Lassa Fever Slithers Through Ebola Monitors

By now, most people know of the imported, and ultimately fatal, Lassa Fever case in New Jersey in a traveler from Liberia. This isn't a cause for panic and we've dealt with Lassa importations several times before and though there are many overlapping symptoms between Ebola and Lassa, Lassa is unequivocally more benign.

To me the most fascinating aspect of this case is how this man's travel history was not fully known to treating clinicians in the state in which Kaci Hickox was unjustifiably quarantined during the height of the Ebola hysteria. There's a great New York Times piece on this part of the story. A few important timeline highlights:

  • The man arrived at JFK airport on May 17 from Liberia via Morocco (presumably passing exit screening in Liberia)
  • He deplaned and was not febrile during his entry screen at JFK
  • His case was passed off to local health officials in New Jersey for active monitoring
  • The man developed fever and sore throat prompting a visit to an emergency department where he was treated and released on May 18. 
  • He was unable to be contacted by health department officials on May 18
  • He was reached on May 20 and May 21 and was apparently without fever
  • He represented with worsened symptoms on May 22 and was admitted
  • He died on May 25

There are important implications that arise from the New York Times piece that include:

  • Did the health department in New Jersey know of the patient's visit to the hospital on May 18 at any time prior to his readmission?
  • How are hospitals to know and have situational awareness of who is under active monitoring if the patient doesn't volunteer that information? 
  • All public health response systems require cooperation from the public for optimal function

These events should prompt a re-examing of the current system and emphasize the importance of emphasizing a travel history be taken in all patients with infectious syndromes whether they may have come from Lassa-laden West Africa or Legionnaire's Disease laden Pittsburgh. 

In a more stigmatizing and prejudicial time, bells were unfortunately tied around lepers to warn others of their approach. Such an approach was and is unnecessary for a better alarm bell is simply taking the travel history. 

 

Ebola: Will it Find the US as Inhospitable as Lassa Fever Did?

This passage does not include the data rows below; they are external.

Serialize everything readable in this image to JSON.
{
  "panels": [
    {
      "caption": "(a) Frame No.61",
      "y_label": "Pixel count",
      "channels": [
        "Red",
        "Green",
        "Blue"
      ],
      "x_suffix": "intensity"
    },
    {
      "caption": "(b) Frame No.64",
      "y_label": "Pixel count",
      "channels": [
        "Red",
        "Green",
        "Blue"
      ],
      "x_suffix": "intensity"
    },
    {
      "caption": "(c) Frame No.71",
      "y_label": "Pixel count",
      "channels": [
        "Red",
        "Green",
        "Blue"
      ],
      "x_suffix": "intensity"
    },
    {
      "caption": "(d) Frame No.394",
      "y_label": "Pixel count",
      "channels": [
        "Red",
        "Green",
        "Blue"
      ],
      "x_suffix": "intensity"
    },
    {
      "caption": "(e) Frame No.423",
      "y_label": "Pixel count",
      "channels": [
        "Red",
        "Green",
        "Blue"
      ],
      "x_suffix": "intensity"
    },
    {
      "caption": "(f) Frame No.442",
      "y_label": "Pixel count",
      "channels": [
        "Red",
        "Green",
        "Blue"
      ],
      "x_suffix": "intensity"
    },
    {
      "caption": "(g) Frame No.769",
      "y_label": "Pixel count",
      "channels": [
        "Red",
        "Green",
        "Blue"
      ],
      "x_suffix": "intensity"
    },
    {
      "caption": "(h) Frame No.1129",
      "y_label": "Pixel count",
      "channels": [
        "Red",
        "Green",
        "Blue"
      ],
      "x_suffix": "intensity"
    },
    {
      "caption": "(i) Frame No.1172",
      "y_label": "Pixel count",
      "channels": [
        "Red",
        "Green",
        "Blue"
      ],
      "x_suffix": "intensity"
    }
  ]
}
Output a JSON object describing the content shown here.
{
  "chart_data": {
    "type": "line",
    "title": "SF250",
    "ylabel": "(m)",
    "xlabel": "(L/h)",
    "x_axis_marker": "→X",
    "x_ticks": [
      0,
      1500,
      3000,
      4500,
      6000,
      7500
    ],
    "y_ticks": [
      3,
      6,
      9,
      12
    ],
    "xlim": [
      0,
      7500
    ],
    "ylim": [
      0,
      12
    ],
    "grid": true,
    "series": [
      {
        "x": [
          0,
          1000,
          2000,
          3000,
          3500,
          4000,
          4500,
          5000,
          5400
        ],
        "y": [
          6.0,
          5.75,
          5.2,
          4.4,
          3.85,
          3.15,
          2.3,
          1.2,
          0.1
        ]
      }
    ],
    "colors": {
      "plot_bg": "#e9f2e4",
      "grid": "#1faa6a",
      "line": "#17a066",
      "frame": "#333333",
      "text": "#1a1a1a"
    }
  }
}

While the press is speculating on the ability of the Ebola virus to be imported into the US--a fear heightened by the infection of two Americans--I think it is important to remember that Lassa Fever, Ebola's fellow traveler, has trod this ground before. 

Lassa Fever is a hemorrhagic fever endemic in West Africa and spread via rodent urine and through body fluids. It kills about 5000 people yearly in Africa and, although death is rare, it serves as a prototype of what to do with imported Ebola cases. Bottom line: situational awareness coupled with strict infection control.

Recent Lassa importations occurred in New Jersey in 2004, my home of Pennsylvania in 2010, and Minnesota in 2014. In total, approximately 7 cases of Lassa Fever have been identified in travelers in the US. In all cases, no symptomatic secondary transmission were identified. 

While Ebola is a horrific disease and a serious concern in Africa, should it make itself to the US in a traveler incubating the virus, it will find the US as inhospitable as its weaker fellow gang member, Lassa Fever, has repeatedly learned.

While You Were Thinking About Ebola, Lassa Fever Came Over

While most of the media is occupied with speculating about the likelihood of Ebola utilizing a plane to make an appearance in North America--a feat it has been unable to accomplish--Lassa Fever appeared in Minnesota.

The case involves a traveler to West Africa who presented to a Minnesota hospital on March 31, 2004 with fever and confusion. 

Like Ebola, Lassa Fever is a viral hemorrhagic fever but, in contrast, is spread via rodent urine and has had 8 (counting this episode) appearances in the U.S. related to infected travelers. Another difference from Ebola, which may play a role in its ability to appear in disparate locales, is that its incubation period is at least 1 week. Because of this incubation period length, those harboring Lassa Fever have a higher opportunity to travel whereas those with Ebola have a much lower capacity to do this with an incubation period that can be as short as 2 days (note Ebola can have an incubation period of up to 21 days, so this isn't the total answer). 

What is striking about this Lassa case is that it--again--demonstrates the value of the astute clinician who integrated the patient's symptoms with his travel history and made the diagnosis. 

Chance does favor the prepared mind.